O que é essa doutrina perigosa contra a qual os esquerdistas da Igreja devem se unir? O libertarianismo ensina que os indivíduos devem evitar a violência ao interagir com o próximo, e devem recorrer à força somente em autodefesa.
Isso é tudo. O libertarianismo não diz estritamente respeito ao “individualismo”, ao “atomismo” ou qualquer das caricaturas típicas. Preocupa-se unicamente com o uso da violência na sociedade. Diz que não devemos roubar e que não devemos ferir ninguém. Diz que todos nós – usemos ou não um uniforme oficial – devemos nos ater a essas regras morais elementares.
Quando apresentado dessa maneira, o libertarianismo não parece tão amedrontador, e é por isso que seus opositores nunca o apresentam desse modo. O libertarianismo não significa egoísmo, não significa não ajudar ninguém, não significa não trabalharmos juntos com as pessoas em projetos que beneficiem a comunidade. Não significa “autonomia”, “errônea” ou qualquer outra coisa do tipo. Diz, simplesmente, que pessoas civilizadas não apontam uma arma nas costas de outras pessoas para fazê-los cooperar. Esse é o comportamento dos bandidos.

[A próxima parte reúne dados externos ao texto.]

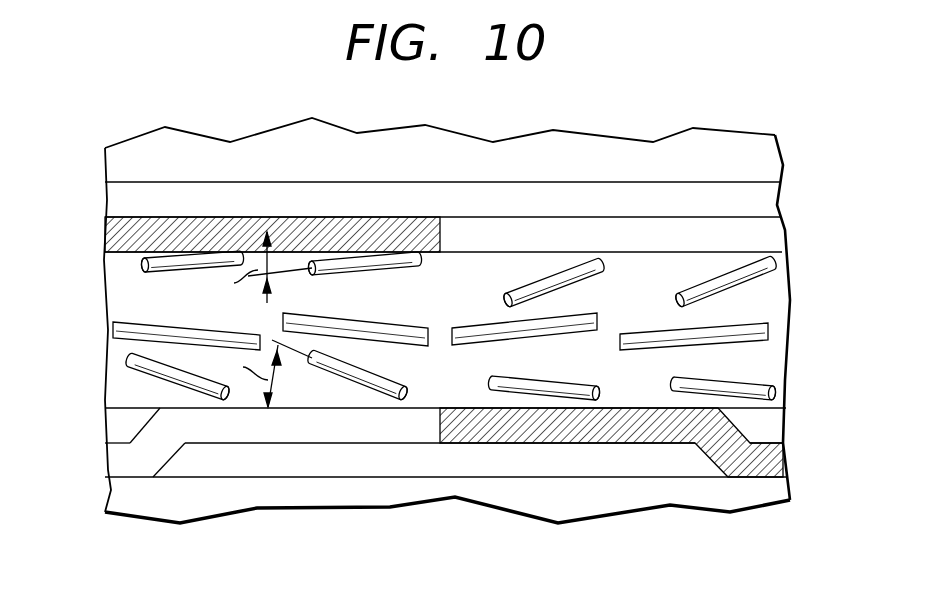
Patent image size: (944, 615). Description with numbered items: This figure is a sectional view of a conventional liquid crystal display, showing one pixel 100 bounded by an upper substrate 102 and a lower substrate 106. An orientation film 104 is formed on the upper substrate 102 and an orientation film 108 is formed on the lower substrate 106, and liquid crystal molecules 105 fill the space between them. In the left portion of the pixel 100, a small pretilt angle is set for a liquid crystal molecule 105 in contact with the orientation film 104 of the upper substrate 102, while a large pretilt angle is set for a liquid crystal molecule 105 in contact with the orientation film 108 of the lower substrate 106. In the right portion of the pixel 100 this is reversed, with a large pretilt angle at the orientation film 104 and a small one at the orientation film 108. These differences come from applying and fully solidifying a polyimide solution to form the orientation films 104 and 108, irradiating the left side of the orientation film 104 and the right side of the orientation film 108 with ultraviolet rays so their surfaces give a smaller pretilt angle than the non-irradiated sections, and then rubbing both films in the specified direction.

The pixel 100 is at (765, 538).
The upper substrate 102 is at (752, 157).
The orientation film 104 is at (768, 230).
The liquid crystal molecule 105 is at (118, 333).
The lower substrate 106 is at (768, 493).
The orientation film 108 is at (783, 452).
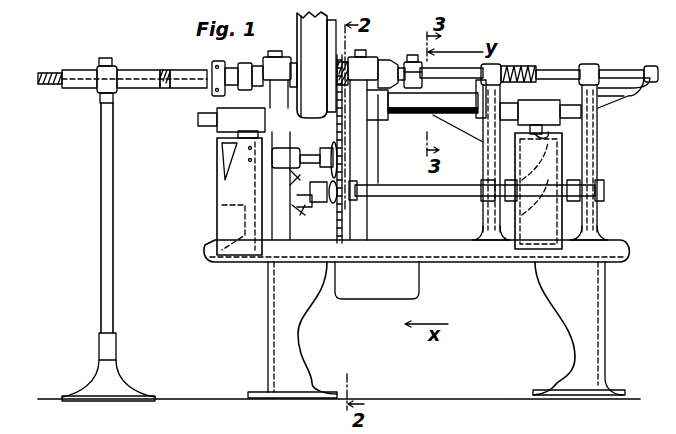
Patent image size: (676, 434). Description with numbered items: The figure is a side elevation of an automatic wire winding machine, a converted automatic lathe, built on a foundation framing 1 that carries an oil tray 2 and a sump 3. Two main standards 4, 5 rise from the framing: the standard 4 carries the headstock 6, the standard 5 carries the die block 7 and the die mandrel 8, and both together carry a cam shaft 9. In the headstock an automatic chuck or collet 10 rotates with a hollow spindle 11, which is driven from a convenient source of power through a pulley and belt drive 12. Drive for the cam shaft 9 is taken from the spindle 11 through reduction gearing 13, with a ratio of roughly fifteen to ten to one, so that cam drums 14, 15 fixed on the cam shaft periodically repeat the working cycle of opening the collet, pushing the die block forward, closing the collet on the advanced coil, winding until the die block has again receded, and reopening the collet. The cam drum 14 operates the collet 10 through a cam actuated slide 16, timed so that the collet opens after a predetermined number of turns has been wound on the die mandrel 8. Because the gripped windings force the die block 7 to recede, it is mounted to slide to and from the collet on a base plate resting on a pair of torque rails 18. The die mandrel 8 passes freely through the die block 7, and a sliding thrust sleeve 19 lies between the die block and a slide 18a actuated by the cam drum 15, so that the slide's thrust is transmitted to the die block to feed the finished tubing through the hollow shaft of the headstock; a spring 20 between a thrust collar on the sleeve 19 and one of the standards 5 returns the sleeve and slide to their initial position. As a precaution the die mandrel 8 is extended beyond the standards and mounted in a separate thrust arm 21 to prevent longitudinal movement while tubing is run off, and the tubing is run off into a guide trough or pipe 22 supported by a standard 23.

The foundation framing 1 is at (568, 295).
The oil tray 2 is at (405, 250).
The sump 3 is at (367, 290).
The main standard 4 is at (360, 219).
The main standard 5 is at (488, 218).
The headstock 6 is at (361, 62).
The die block 7 is at (410, 55).
The die mandrel 8 is at (610, 72).
The cam shaft 9 is at (428, 192).
The automatic chuck or collet 10 is at (387, 89).
The hollow spindle 11 is at (331, 60).
The pulley and belt drive 12 is at (313, 65).
The reduction gearing 13 is at (331, 223).
The cam drum 14 is at (217, 200).
The cam drum 15 is at (532, 239).
The cam actuated slide 16 is at (228, 125).
The torque rail 18 is at (413, 113).
The slide 18a is at (540, 119).
The sliding thrust sleeve 19 is at (463, 76).
The spring 20 is at (517, 70).
The thrust arm 21 is at (620, 108).
The guide trough or pipe 22 is at (175, 70).
The standard 23 is at (101, 247).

(Existem objeções ao ponto de vista libertário, certamente. Respondi algumas delas em “The Libertarian Speech I Would Deliver to the Whole Country” [O Discurso Libertário que Eu Faria a Toda a Nação] e em “Applying Economics to American History” [Aplicando a Economia à História Americana]. “Os monopólios nos devorarão” é uma afirmação comum que respondi. De fato, um professor de uma universidade pontifícia entrou em contato comigo há uns meses para dizer que esse artigo mudou seu modo de pensar sobre o assunto).

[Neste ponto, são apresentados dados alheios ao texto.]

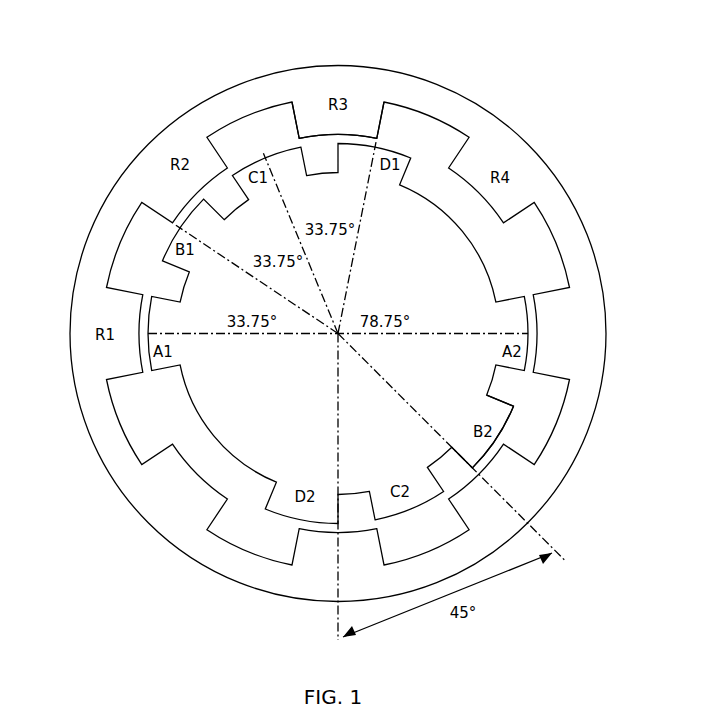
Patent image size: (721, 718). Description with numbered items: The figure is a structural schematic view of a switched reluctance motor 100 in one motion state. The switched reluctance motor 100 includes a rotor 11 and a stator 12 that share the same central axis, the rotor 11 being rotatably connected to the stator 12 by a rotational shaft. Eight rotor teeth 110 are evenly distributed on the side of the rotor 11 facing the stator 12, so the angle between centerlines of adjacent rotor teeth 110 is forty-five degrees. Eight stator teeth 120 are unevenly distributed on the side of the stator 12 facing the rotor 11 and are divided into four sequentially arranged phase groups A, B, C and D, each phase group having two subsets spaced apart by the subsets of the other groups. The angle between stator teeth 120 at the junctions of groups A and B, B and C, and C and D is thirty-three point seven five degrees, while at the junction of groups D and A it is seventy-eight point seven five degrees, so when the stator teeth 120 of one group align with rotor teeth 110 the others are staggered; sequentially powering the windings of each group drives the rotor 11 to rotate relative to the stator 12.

The switched reluctance motor 100 is at (117, 68).
The rotor 11 is at (133, 157).
The stator 12 is at (488, 262).
The rotor teeth 110 is at (368, 118).
The stator teeth 120 is at (507, 425).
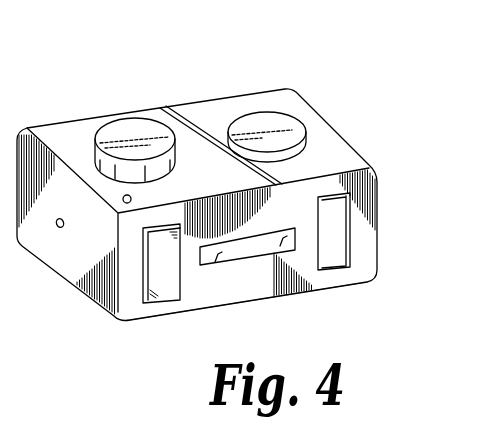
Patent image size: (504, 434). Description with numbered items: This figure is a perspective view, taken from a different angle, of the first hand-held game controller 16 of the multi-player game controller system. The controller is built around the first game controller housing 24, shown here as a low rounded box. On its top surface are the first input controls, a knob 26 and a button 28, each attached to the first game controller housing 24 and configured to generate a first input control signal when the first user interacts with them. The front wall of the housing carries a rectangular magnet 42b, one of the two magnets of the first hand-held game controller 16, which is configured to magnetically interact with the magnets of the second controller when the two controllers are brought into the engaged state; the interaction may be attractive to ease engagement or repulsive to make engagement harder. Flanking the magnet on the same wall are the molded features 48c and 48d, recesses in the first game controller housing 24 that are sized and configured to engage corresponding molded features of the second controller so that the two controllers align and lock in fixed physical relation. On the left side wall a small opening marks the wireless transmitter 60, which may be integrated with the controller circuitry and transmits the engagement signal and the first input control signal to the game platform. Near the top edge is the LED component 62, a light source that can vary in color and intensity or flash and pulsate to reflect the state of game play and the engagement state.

The first hand-held game controller 16 is at (183, 76).
The first game controller housing 24 is at (224, 299).
The knob 26 is at (123, 128).
The button 28 is at (287, 125).
The magnet 42b is at (238, 252).
The molded feature 48c is at (168, 289).
The molded feature 48d is at (330, 251).
The wireless transmitter 60 is at (57, 228).
The LED component 62 is at (132, 198).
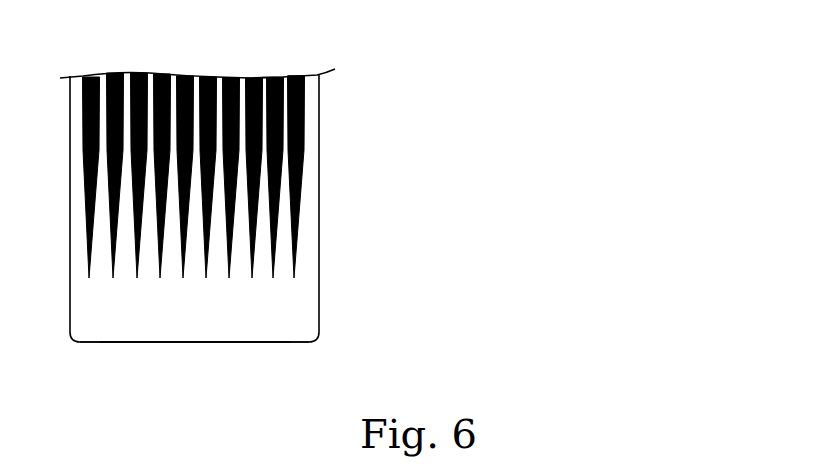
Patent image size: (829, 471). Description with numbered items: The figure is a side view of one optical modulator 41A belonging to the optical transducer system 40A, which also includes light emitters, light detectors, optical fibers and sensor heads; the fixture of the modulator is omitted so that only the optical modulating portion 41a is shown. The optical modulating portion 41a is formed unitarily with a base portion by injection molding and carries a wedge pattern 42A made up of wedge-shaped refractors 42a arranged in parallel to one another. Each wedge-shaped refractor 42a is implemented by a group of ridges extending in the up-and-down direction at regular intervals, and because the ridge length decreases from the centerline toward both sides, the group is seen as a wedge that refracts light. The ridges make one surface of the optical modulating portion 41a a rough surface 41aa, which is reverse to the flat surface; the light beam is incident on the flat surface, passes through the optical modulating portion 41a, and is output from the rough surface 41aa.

The optical transducer system 40A is at (380, 77).
The optical modulator 41A is at (320, 304).
The optical modulating portion 41a is at (247, 325).
The rough surface 41aa is at (188, 325).
The wedge pattern 42A is at (303, 183).
The wedge-shaped refractors 42a is at (270, 76).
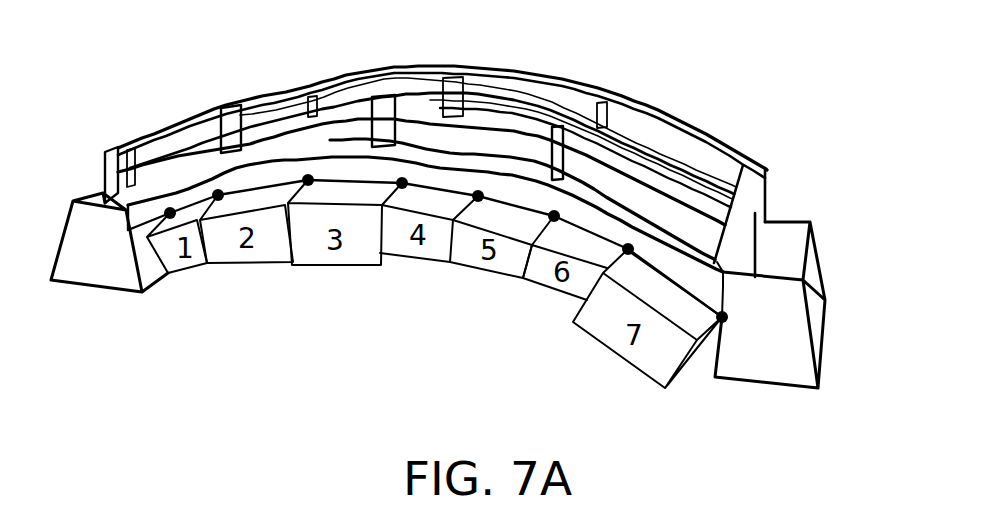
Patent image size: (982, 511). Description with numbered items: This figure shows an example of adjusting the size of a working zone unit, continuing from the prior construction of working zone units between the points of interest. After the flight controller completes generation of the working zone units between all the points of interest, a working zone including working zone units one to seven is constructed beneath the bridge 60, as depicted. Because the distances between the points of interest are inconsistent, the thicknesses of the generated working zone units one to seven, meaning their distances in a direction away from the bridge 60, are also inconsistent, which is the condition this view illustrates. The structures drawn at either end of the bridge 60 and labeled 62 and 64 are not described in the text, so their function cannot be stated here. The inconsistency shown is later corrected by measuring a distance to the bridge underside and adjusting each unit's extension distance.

O libertarianismo pode ser compreendido como uma extensão da tradição de guerra justa da Igreja, que lida com a violência entre Estados e com questões que envolvem violência entre indivíduos. Isso é muito apropriado, já que os Estados são, afinal, simplesmente, agregados de indivíduos.
Ao desenvolver a doutrina da guerra justa ao longo dos séculos, um princípio especialmente relevante à nossa discussão começa a emergir: a guerra – ou seja, a violência organizada – é para ser empreendida somente como último recurso. Isso não está tão distante da mensagem libertária, que confina o uso legítimo da violência somente às ações defensivas, nunca para a agressão.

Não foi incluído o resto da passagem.